Основываясь на этих выводах, А.И. Миллер рассмотрел попытки проведения ассимиляторской политики самодержавия в малороссийских губерниях. Деятельность российских властей была проанализирована А.И. Миллером в сравнительно-историческом контексте. Он рассмотрел аналогичную политику во Франции,  Британии и Испании. В итоге он пришел к выводу о закономерности ассимиляторской политики на определенном этапе развития государств1империй. «В рамках государственного национализма государство стремится минимизировать внутреннюю этническую разнородность». Для этого оно активно утверждает единый язык «высокой культуры, администрации и образования, а также общенациональной идентичности, которая могла подавлять региональные отличия, а могла и терпеть их, но лишь как подчиненные»[31]. Таким образом, А.И. Миллер вернулся к господствовавшему в российской историографии конца XIX в. понятию государственной ассимиляции. Ассимиляционная политика государства предстает в работе Миллера не как зловещая «русификация», а как закономерность в развитии полиэтнического государства конца XIX — начала XX века, направленная на достижение государственной стабильности.

В итоге в последние годы значительная часть исследователей приходит к выводу о том, что в российской этнополитике доминировал не русификаторский курс, а вполне закономерное стремление к укреплению административно-территориальной целостности государства. Формируется новый взгляд на имперское прошлое России. «Русификация» превращается в политику ассимиляции, направленную на обретение государственной властью независимости от этнополитических элит путем отказа от признания их автономности и самоценности, обеспечение условий для развития государственного целого. Следует отметить, что использование теоретических положений ряда зарубежных историков о процессах государственной ассимиляции, дифференцированной трактовке понятия «русификация» является процессом осознанным, далеким от политизации. Привлечение архивных документов, многие из которых впервые вводятся в научный оборот в монографиях Л.Е. Горизонтова, А.И. Миллера, статьях С.М. Исхакова и других убеждает многих российских историков в необходимости отказаться от однозначных оценок взаимоотношений центра и окраин Российской империи.

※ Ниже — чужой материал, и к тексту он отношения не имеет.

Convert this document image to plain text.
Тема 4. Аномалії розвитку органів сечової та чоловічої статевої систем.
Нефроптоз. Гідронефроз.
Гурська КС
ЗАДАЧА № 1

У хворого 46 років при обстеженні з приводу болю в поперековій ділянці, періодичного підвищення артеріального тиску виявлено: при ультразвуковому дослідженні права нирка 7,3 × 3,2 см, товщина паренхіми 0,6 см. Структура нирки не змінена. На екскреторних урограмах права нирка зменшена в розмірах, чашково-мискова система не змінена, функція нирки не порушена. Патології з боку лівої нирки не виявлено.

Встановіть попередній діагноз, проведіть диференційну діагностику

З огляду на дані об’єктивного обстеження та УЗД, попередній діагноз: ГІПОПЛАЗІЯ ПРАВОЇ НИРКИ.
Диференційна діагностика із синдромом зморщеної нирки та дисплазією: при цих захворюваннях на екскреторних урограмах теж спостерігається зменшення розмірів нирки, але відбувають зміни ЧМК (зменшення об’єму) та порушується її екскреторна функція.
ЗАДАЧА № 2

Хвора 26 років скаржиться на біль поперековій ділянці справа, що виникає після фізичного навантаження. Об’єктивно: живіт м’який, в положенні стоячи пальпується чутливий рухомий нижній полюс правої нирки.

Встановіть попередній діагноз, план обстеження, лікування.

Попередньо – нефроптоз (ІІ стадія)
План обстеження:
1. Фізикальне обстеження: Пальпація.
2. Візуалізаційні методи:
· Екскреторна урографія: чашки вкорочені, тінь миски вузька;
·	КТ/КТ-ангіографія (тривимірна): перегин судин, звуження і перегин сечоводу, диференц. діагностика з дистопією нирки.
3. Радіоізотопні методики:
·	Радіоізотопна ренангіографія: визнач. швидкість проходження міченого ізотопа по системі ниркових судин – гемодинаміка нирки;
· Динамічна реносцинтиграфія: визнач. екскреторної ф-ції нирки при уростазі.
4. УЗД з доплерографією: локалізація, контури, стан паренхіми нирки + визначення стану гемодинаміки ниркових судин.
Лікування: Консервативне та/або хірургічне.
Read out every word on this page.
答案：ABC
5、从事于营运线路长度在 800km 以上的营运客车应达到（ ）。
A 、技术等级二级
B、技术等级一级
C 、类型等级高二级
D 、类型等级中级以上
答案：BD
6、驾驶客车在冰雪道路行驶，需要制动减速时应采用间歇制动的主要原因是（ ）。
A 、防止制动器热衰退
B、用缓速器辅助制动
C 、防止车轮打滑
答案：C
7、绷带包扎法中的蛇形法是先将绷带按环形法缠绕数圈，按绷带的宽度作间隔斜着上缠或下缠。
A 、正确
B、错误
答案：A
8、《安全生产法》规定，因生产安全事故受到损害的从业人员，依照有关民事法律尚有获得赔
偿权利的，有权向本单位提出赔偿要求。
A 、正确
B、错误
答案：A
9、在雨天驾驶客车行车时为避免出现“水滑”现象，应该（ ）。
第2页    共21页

Варианты решения «национального вопроса» и изменения статуса окраин в составе Российской империи, предлагавшиеся кадетами, октябристами, националистами, эсерами, социал-демократами в начале ХХ в., подробно рассматриваются в монографиях и статьях Ю.В. Анисина, В.В. Шелохаева, Д.А. Коцюбинского и других авторов[32]. В монографии Ю.В. Анисина анализируются межпартийные отношения и тактика социал-демократов, эсеров в «национальном вопросе»[33]. Либеральный вариант решения «национального вопроса» в России подробно изучен В.В. Шелохаевым[34]. По его мнению, конкретные действия и политическая позиция либералов практически на всех этапах не совпадали с их теоретическими и программными установками. Д.А. Коцюбинский рассмотрел взгляды российских националистов на перспективы развития Российской империи и статус окраин[35]. В целом все авторы приходят к выводу о том, что практически все политические партии в Российской империи, за исключением крайне левых, придерживались лозунга сохранения «единой и неделимой России», допуская, в зависимости от политической конъюнктуры, расширение культурно-языковых и административных прав отдельных окраин.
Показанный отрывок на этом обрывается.